The fourth question arises from the argument made by Mr. Pierrakakis that basically the government incorporates some of Mazzucato’s approach – in her book entitled The Mission Economy – in that it seeks to bring the public and private sectors together to find and implement the best solutions for important missions (as in the response to the pandemic). Therefore, we are entitled to ask the extent to which the government embraces four central arguments that underpin Mazzucato’s books:
- The state creates value, but unfortunately this has declined in recent years as a consequence of the prevailing view that the state should not be involved in the productive activities.
- The relationship between the state and the private sector has become one-sided. Mazzucato does not endorse the notion that the state should “facilitate” the private sector or just “fill some gap” that it leaves. This “business-friendly” approach merely maintains the imbalance in the relationship and leads to the phenomenon of the socialization of losses and the appropriation of profits by the private sector.
- State support to the private sector should be provided only on conditional terms. In other words, the opposite of what the government has repeatedly done, providing tax cuts or incentives without requiring a pro quid quo (for instance a requirement to invest in green technologies or provide better working conditions).
- The problem in the era of neoliberalism is not only that the state has been infantalized, but that there has been a reluctance to use its tools – tax and other incentives, public procurement, state development banks, etc.

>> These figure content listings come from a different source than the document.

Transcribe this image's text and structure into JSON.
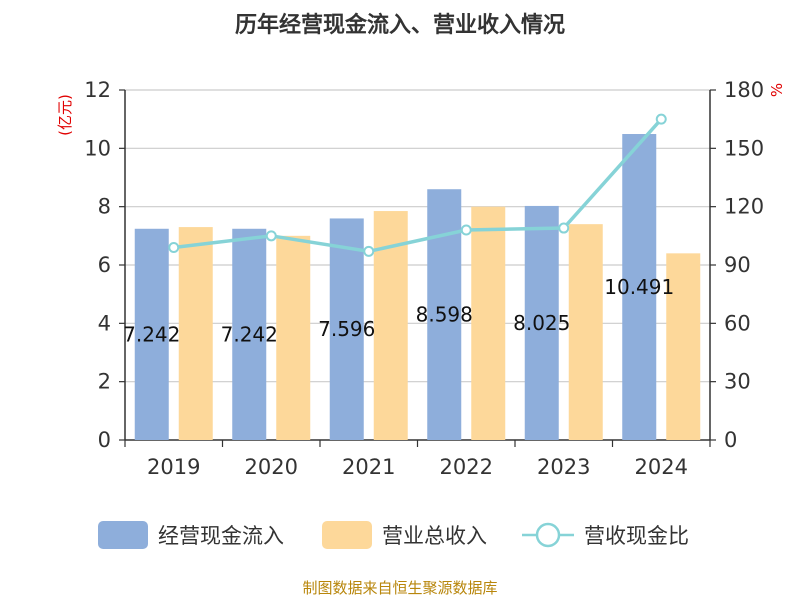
{
  "chart_data": {
    "type": "bar",
    "title": "历年经营现金流入、营业收入情况",
    "categories": [
      "2019",
      "2020",
      "2021",
      "2022",
      "2023",
      "2024"
    ],
    "series": [
      {
        "name": "经营现金流入",
        "type": "bar",
        "axis": "left",
        "color": "#8eaedb",
        "values": [
          7.242,
          7.242,
          7.596,
          8.598,
          8.025,
          10.491
        ]
      },
      {
        "name": "营业总收入",
        "type": "bar",
        "axis": "left",
        "color": "#fdd89a",
        "values": [
          7.3,
          7.0,
          7.85,
          8.0,
          7.4,
          6.4
        ]
      },
      {
        "name": "营收现金比",
        "type": "line",
        "axis": "right",
        "color": "#86d3d7",
        "values": [
          99,
          105,
          97,
          108,
          109,
          165
        ]
      }
    ],
    "bar_labels": [
      "7.242",
      "7.242",
      "7.596",
      "8.598",
      "8.025",
      "10.491"
    ],
    "y_left": {
      "label": "(亿元)",
      "ylim": [
        0,
        12
      ],
      "ticks": [
        "0",
        "2",
        "4",
        "6",
        "8",
        "10",
        "12"
      ]
    },
    "y_right": {
      "label": "%",
      "ylim": [
        0,
        180
      ],
      "ticks": [
        "0",
        "30",
        "60",
        "90",
        "120",
        "150",
        "180"
      ]
    },
    "grid": true,
    "legend_position": "bottom",
    "source": "制图数据来自恒生聚源数据库"
  }
}
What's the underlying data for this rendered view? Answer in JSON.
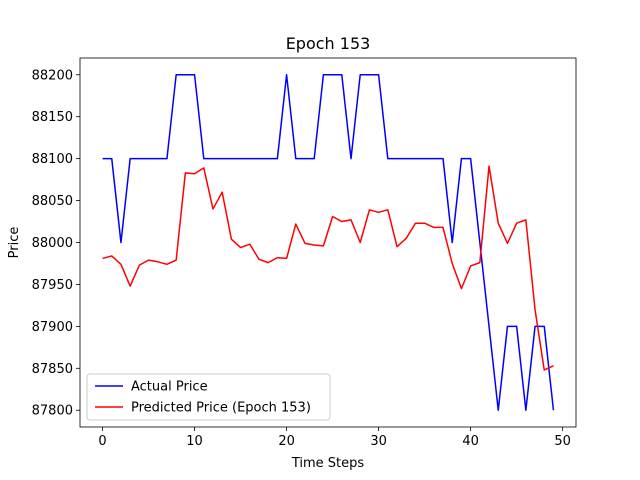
{
  "chart_data": {
    "type": "line",
    "title": "Epoch 153",
    "xlabel": "Time Steps",
    "ylabel": "Price",
    "xlim": [
      -2.45,
      51.45
    ],
    "ylim": [
      87780,
      88220
    ],
    "xticks": [
      0,
      10,
      20,
      30,
      40,
      50
    ],
    "yticks": [
      87800,
      87850,
      87900,
      87950,
      88000,
      88050,
      88100,
      88150,
      88200
    ],
    "grid": false,
    "legend_position": "lower-left",
    "x": [
      0,
      1,
      2,
      3,
      4,
      5,
      6,
      7,
      8,
      9,
      10,
      11,
      12,
      13,
      14,
      15,
      16,
      17,
      18,
      19,
      20,
      21,
      22,
      23,
      24,
      25,
      26,
      27,
      28,
      29,
      30,
      31,
      32,
      33,
      34,
      35,
      36,
      37,
      38,
      39,
      40,
      41,
      42,
      43,
      44,
      45,
      46,
      47,
      48,
      49
    ],
    "series": [
      {
        "name": "Actual Price",
        "color": "#0000ff",
        "values": [
          88100,
          88100,
          88000,
          88100,
          88100,
          88100,
          88100,
          88100,
          88200,
          88200,
          88200,
          88100,
          88100,
          88100,
          88100,
          88100,
          88100,
          88100,
          88100,
          88100,
          88200,
          88100,
          88100,
          88100,
          88200,
          88200,
          88200,
          88100,
          88200,
          88200,
          88200,
          88100,
          88100,
          88100,
          88100,
          88100,
          88100,
          88100,
          88000,
          88100,
          88100,
          88000,
          87900,
          87800,
          87900,
          87900,
          87800,
          87900,
          87900,
          87800
        ]
      },
      {
        "name": "Predicted Price (Epoch 153)",
        "color": "#ff0000",
        "values": [
          87981,
          87984,
          87974,
          87948,
          87973,
          87979,
          87977,
          87974,
          87979,
          88083,
          88082,
          88089,
          88040,
          88060,
          88004,
          87994,
          87998,
          87980,
          87976,
          87982,
          87981,
          88022,
          87999,
          87997,
          87996,
          88031,
          88025,
          88027,
          88000,
          88039,
          88036,
          88039,
          87995,
          88005,
          88023,
          88023,
          88018,
          88018,
          87975,
          87945,
          87972,
          87976,
          88091,
          88023,
          87999,
          88023,
          88027,
          87920,
          87848,
          87853
        ]
      }
    ]
  }
}
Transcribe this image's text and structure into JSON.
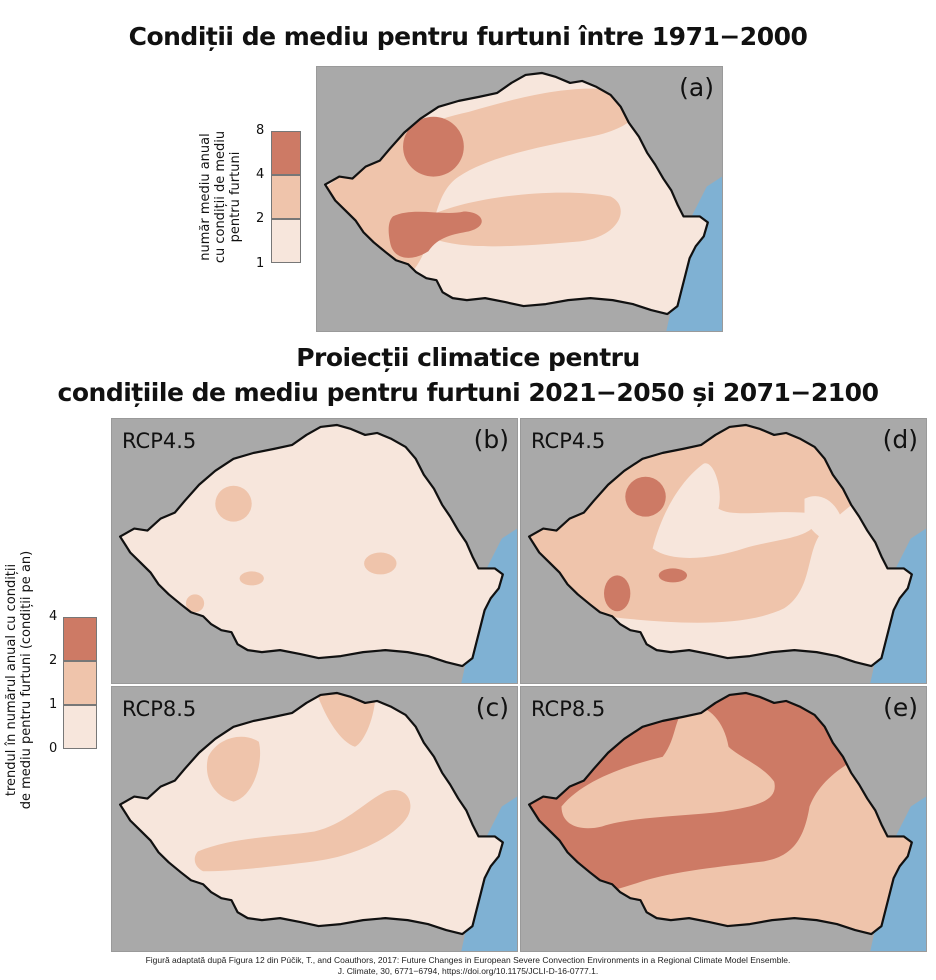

Fifth, whether he believes that military spending – which is on an upward trajectory across Europe due to the war in Ukraine and the changes in the US – will give a growth boost, if such investments diffuse technology to other sectors of the economy, if they are capable of giving new momentum to the economy. The Left certainly does not believe in ReArm Europe.
I think we are entitled to know the minister’s answers to such questions. I am afraid that there will be no response. And the reason is that the government does not want a discussion about the general framework of its economic choices. On the contrary, the government will continue to call on all other political forces to submit their proposals, taking as a given the framework of neoliberalism and trickle-down economics. In other words, its approach is exactly what Horkheimer and Adorno long ago delineated as a dominant element of the ideology of the ruling class: to pressurize political opponents to remain on the terrain of “realistic” proposals in an attempt to downplay the importance of the framework, the rules and the limitations within which they operate.
The role of the Left is to offer policy proposals but at the same time to question the framework in which the economy operates. In other words, to submit proposals that will arise from the logic of an alternative framework.